The challenge: https://cryptopals.com/sets/1/challenges/7 My solution: https://github.com/CJStadler/cryptopals-rust/commit/32e4762

This was a very short challenge but I managed to have some difficulty with it so maybe it’s still worth writing a blog. The instructions say

Do this with code.
You can obviously decrypt this using the OpenSSL command-line tool, but we’re having you get ECB working in code for a reason.

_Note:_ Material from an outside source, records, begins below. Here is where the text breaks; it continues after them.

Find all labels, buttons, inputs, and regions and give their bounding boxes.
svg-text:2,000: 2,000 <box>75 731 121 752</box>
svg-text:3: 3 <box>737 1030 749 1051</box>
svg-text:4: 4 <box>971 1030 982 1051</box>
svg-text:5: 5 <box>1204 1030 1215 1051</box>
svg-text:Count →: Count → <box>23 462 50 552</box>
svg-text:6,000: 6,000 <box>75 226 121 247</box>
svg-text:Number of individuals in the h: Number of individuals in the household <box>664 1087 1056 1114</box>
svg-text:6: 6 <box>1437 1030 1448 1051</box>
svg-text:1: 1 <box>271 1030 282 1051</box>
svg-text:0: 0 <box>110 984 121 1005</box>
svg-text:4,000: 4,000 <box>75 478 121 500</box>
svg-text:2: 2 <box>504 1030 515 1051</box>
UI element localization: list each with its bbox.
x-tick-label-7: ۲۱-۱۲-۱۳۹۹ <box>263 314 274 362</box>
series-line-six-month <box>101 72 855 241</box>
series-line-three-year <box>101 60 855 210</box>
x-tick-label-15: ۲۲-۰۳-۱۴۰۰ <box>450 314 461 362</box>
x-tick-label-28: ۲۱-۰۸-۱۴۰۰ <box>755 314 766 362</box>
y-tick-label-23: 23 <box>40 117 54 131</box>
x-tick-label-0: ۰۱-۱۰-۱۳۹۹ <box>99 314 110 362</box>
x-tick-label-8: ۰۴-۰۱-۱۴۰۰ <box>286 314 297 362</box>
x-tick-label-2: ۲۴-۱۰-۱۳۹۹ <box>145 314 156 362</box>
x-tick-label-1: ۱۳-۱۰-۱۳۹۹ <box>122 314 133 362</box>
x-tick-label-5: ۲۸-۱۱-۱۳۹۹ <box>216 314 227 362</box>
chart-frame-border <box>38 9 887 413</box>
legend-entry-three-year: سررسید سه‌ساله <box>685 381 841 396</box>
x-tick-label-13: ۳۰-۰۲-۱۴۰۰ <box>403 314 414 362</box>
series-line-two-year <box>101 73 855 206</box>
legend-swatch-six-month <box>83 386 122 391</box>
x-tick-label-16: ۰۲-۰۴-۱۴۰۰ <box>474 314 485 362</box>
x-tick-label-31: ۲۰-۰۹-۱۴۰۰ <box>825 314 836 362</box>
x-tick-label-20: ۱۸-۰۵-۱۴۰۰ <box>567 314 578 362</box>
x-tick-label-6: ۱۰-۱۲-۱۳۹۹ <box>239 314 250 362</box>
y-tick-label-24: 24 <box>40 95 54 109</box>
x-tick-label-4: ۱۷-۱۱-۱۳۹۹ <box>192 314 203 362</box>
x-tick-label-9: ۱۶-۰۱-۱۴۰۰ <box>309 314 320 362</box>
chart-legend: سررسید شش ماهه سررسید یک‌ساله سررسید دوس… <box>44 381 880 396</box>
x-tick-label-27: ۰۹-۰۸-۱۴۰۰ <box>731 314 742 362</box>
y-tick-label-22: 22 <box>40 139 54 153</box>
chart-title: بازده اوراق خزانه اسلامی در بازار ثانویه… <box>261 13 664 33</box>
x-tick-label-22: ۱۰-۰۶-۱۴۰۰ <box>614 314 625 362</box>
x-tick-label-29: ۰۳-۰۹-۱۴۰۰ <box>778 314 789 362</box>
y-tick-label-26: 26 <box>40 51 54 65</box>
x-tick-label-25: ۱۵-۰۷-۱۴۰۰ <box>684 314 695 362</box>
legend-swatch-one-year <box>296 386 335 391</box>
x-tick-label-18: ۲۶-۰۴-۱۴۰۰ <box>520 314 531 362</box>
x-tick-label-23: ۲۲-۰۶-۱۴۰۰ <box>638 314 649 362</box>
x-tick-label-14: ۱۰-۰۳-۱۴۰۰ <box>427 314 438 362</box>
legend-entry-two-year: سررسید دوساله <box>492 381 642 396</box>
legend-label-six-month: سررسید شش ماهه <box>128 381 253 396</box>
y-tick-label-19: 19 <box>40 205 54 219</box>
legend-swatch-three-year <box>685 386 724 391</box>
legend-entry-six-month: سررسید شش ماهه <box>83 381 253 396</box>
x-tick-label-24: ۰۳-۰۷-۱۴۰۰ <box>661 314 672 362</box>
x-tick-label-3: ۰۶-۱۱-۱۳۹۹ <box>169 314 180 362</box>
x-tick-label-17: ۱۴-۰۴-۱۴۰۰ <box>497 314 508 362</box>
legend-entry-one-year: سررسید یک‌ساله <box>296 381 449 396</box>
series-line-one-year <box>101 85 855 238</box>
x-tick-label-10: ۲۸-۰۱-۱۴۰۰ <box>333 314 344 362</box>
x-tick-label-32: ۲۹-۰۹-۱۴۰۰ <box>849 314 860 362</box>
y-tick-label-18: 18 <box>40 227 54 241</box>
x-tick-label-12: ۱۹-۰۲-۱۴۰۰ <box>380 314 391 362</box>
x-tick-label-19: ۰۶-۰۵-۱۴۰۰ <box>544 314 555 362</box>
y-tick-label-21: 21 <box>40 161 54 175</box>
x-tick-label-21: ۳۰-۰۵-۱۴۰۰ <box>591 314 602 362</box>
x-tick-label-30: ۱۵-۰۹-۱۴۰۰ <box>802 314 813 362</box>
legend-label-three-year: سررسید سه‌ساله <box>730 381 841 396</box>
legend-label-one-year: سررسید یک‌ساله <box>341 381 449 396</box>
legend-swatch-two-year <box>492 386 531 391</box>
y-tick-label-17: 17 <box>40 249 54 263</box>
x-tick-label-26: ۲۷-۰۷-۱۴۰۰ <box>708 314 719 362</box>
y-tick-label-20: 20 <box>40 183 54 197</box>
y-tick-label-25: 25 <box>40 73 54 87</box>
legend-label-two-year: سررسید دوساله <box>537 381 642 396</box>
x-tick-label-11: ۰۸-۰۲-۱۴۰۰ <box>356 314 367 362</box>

But I didn’t listen to this and tried to solve it using the openssl command-line tool first (mostly so that I could then use the solution in the test for my Rust implementation). Having never used openssl before how to do this turned out to be far from “obvious” to me. Eventually I resorted to googling and got this incantation from reddit:

curl http://cryptopals.com/static/challenge-data/7.txt 2>/dev/null|openssl enc -aes-128-ecb -a -d -K '59454c4c4f57205355424d4152494e45' -nosalt

The thing getting passed to -K there is the hex representation of the ASCII encoded key (“YELLOW SUBMARINE”).1

For the Rust implementation I used the openssl crate which made the solution very simple:

use self::openssl::symm::{decrypt, Cipher};

fn decode_aes_128_ecb(ciphertext: &[u8], key: &[u8]) -> Vec<u8> {
    decrypt(Cipher::aes_128_ecb(), key, None, ciphertext).unwrap()
}

Hmm I should probably get rid of the unwrap and return a Result instead if I’m going to be using this function in future challenges…

  1. For example (because I find this confusing), the first letter of the key, “Y”, is coded as the bits 1011001 (most significant on the left) in ASCII. The bits 101 decode to “5” in hex, and 1001 to “9”.